I have a guitar amp with a fuse on the power socket. It is a 250v 315mA slow blow fuse. My local electronic store only has a 500mA fuse. Can I use that or should I order a 315mA online?
Order the correct one.
It will work with a 500mA fuse, but you are putting the circuitry protected by the fuse at some risk due to the extra surge current possible. It's quite possible a component will blow rather than the fuse.
In general putting higher rated fuses in is a bad idea, though this is a smallish current and not too different, in extreme cases putting the wrong fuse in can lead to severe damage and possible fire.
So, while the fire or even the severe damage is extremely unlikely in this case, it's worth the wait to order a correctly rated fuse rather than put the wrong one in.

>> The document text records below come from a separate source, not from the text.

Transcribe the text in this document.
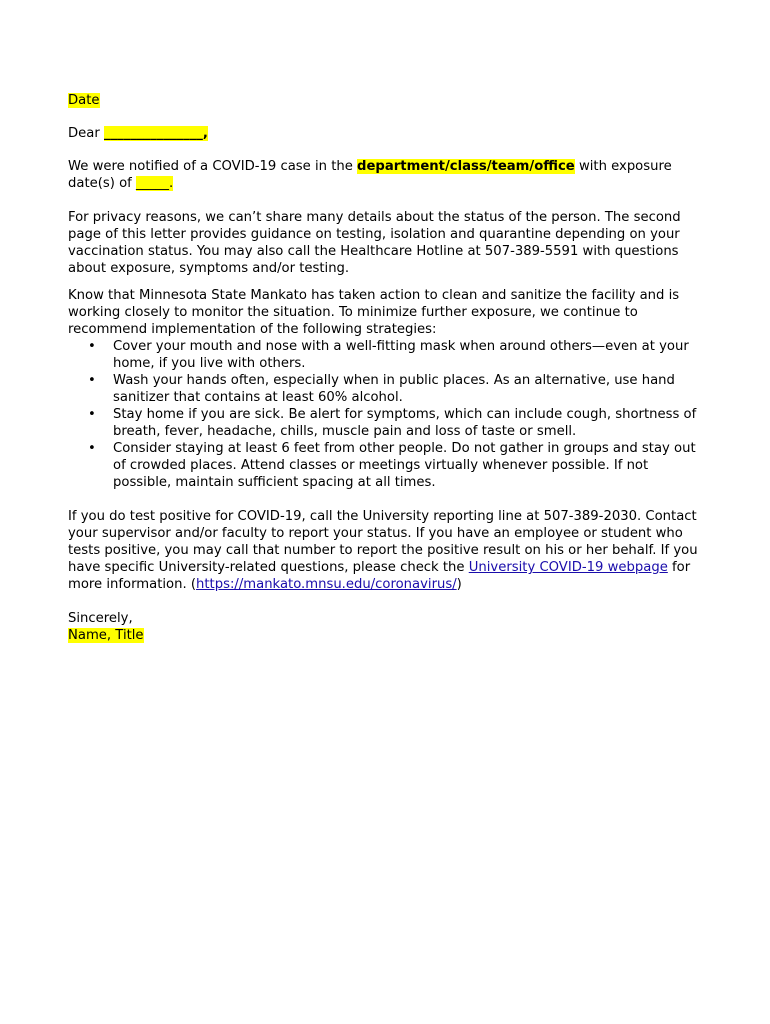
Date

Dear _______________,

We were notified of a COVID-19 case in the department/class/team/office with exposure date(s) of _____.

For privacy reasons, we can’t share many details about the status of the person. The second page of this letter provides guidance on testing, isolation and quarantine depending on your vaccination status. You may also call the Healthcare Hotline at 507-389-5591 with questions about exposure, symptoms and/or testing.

Know that Minnesota State Mankato has taken action to clean and sanitize the facility and is working closely to monitor the situation. To minimize further exposure, we continue to recommend implementation of the following strategies:

• Cover your mouth and nose with a well-fitting mask when around others—even at your home, if you live with others.
• Wash your hands often, especially when in public places. As an alternative, use hand sanitizer that contains at least 60% alcohol.
• Stay home if you are sick. Be alert for symptoms, which can include cough, shortness of breath, fever, headache, chills, muscle pain and loss of taste or smell.
• Consider staying at least 6 feet from other people. Do not gather in groups and stay out of crowded places. Attend classes or meetings virtually whenever possible. If not possible, maintain sufficient spacing at all times.

If you do test positive for COVID-19, call the University reporting line at 507-389-2030. Contact your supervisor and/or faculty to report your status. If you have an employee or student who tests positive, you may call that number to report the positive result on his or her behalf. If you have specific University-related questions, please check the University COVID-19 webpage for more information. (https://mankato.mnsu.edu/coronavirus/)

Sincerely,

Name, Title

Can you? Yes. Should you? No.
First, 500mA is 58% more than 315mA. That's a huge increase. Plenty of parts can fry themselves with heat with that much of a difference in current.
Secondly, the original is a slow blow fuse. This means that it is designed to allow more than 315mA, ONLY if it's relatively fast and infrequent. It will wait a few seconds before blowing. A fast blow fuse like the 500mA one you want to use, will take a fraction of a second to blow when it is past it's current limit.
So the question is, how much do you hate that amp that you are willing to fry it?
You should not use a higher current fuse than what the original one was rated. You should order a 315mA fuse online instead.
The current rating on the fuse will dictate when the fuse will blow. For instance, if the amplifier pulls >315mA with the original fuse, the fuse will blow to protect the circuitry within the amplifier from damage (as well as the power source/supply, in this case, your house and its electrical components!). If you replace it with a 500mA fuse, you can potentially damage the amplifier, your house and its wiring, etc, as the higher-rated fuse will allow the amplifier pull more current than it will be able to handle.
Specifically, the fuse is normally current-rated to less than the current rating of the power transformer. Other components are either likely to be overated (resistors rated at 500mW or some other nominal value), or to fail suddenly (and not be protected by a fuse), but a power transformer is a big chunk of wire and metalic core, where the cost is proportional to the current rating.
If there is a fault that runs a bit too much current through the power transformer, it probably won't fail. It will just get too hot. Hot enough to melt or burn the case, insulation, paper, wood, cardboard or whatever. Hot over a long period of time, allowing smoldering fires to convert to flame, or allowing smouldering fires to asphyxiate sleeping people. Big thermal mass, so it doesn't cool down quickly when exposed to air.
Will this happen to you? No, probably not. You have to have thousands of fire accidents to get one fatality. Still, bottom line is I wouldn't use the wrong fuse, I'm certain I wouldn't use the wrong fuse in a device that I already know blows fuses, and I'm damn sure I wouldn't lend it to my mother or my little sister after I'd re-rated the fuse.